Going to market back in fashion?

The imminent merger of listed marketing services group Incepta and leading City PR company Citigate is interesting in more ways than one.

To begin with, it’s probably the largest acquisition in the sector for some time and certainly one of the more important. Observers of the scene will wonder whether it signals a trend. Could it be we are about to re-experience the heady days of the mid-Eighties, when practically any marketing services consultancy could foist itself on the market with a fancy multiple? The burnt-out wrecks still around us should caution against such recklessness. But greed has a very short memory and the general economy is performing well.

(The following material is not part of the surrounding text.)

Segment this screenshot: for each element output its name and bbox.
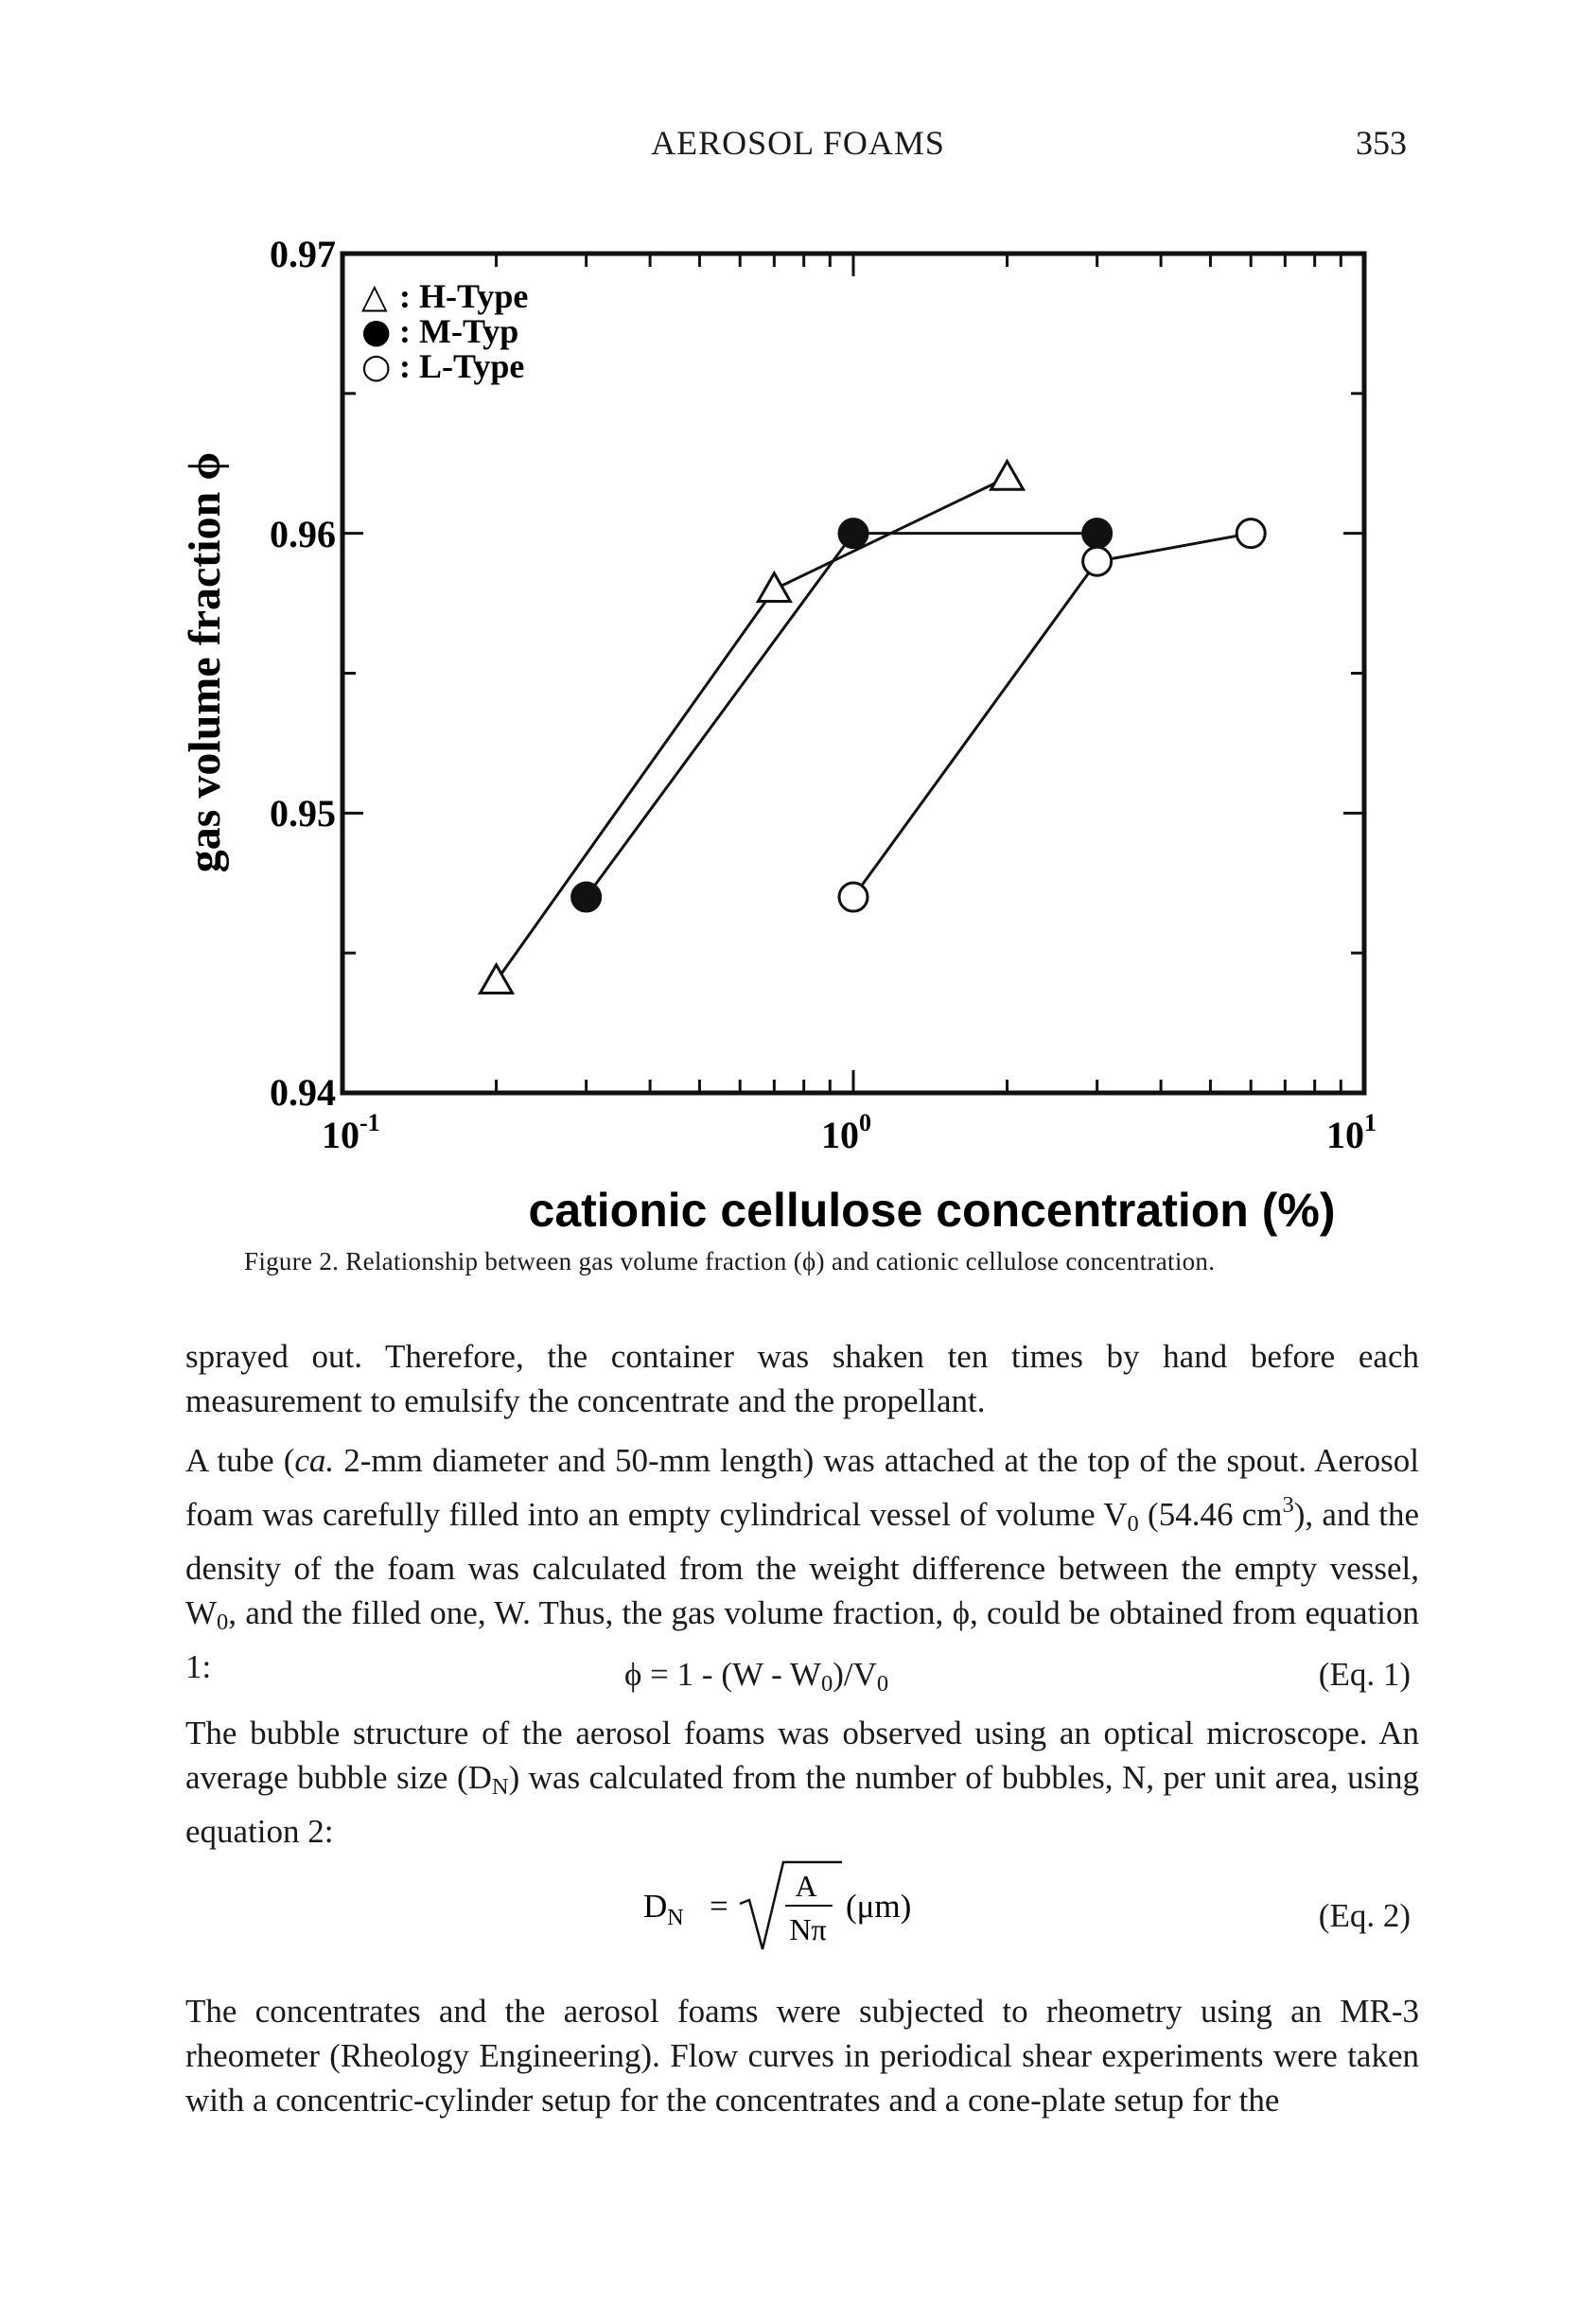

Nonetheless, the current deal suggests it is more carefully thought out than most. Incepta, which is run by sales promotion guru Graham Green, has had a rough ride in the past. In its former incarnation as WMGO Group, it was in that worst combination of circumstances: undercapitalised, running at a loss and a prey to angry public shareholders. Green has trimmed a lot of the deadwood and turned the company round in little over a year, but critical mass and ultimate respectability is only possible through corporate acquisition.

Citigate, on the other hand, has experienced formidable, uninterrupted growth since its formation in 1988. It now boasts 350 staff and a geographical presence in the UK, US, Hong Kong and South Africa. But it is privately owned and badly needs a stock market listing to fulfill its potential. Only public money will help Citigate to buy, for example, a serious presence in North America.

Technically, the deal is a takeover of Citigate, which is the larger company. But the terms put top Citigate management in an advantageous position within the enlarged company. Incepta shareholders are unlikely to be disturbed by this, as the deal will enhance their earnings. The key issue over the longer term, as with all people businesses, will be personal chemistry between the management of the two sides.

Green believes the details of the reporting structure are less important than the synergy between the two businesses. He sees advantage in the fact that corporate PR practitioners play an increasingly respectable role as advisors in the client boardroom, a trend which could benefit business development in other areas.

Inevitably the Citigate deal will invite comparison with those other quoted PR groups, Shandwick and Lowe Bell – neither of which has done much with its listing recently. It remains to be seen if aggressive international expansion is the best way forward for PR companies. But Citigate’s future performance should give us some further insight.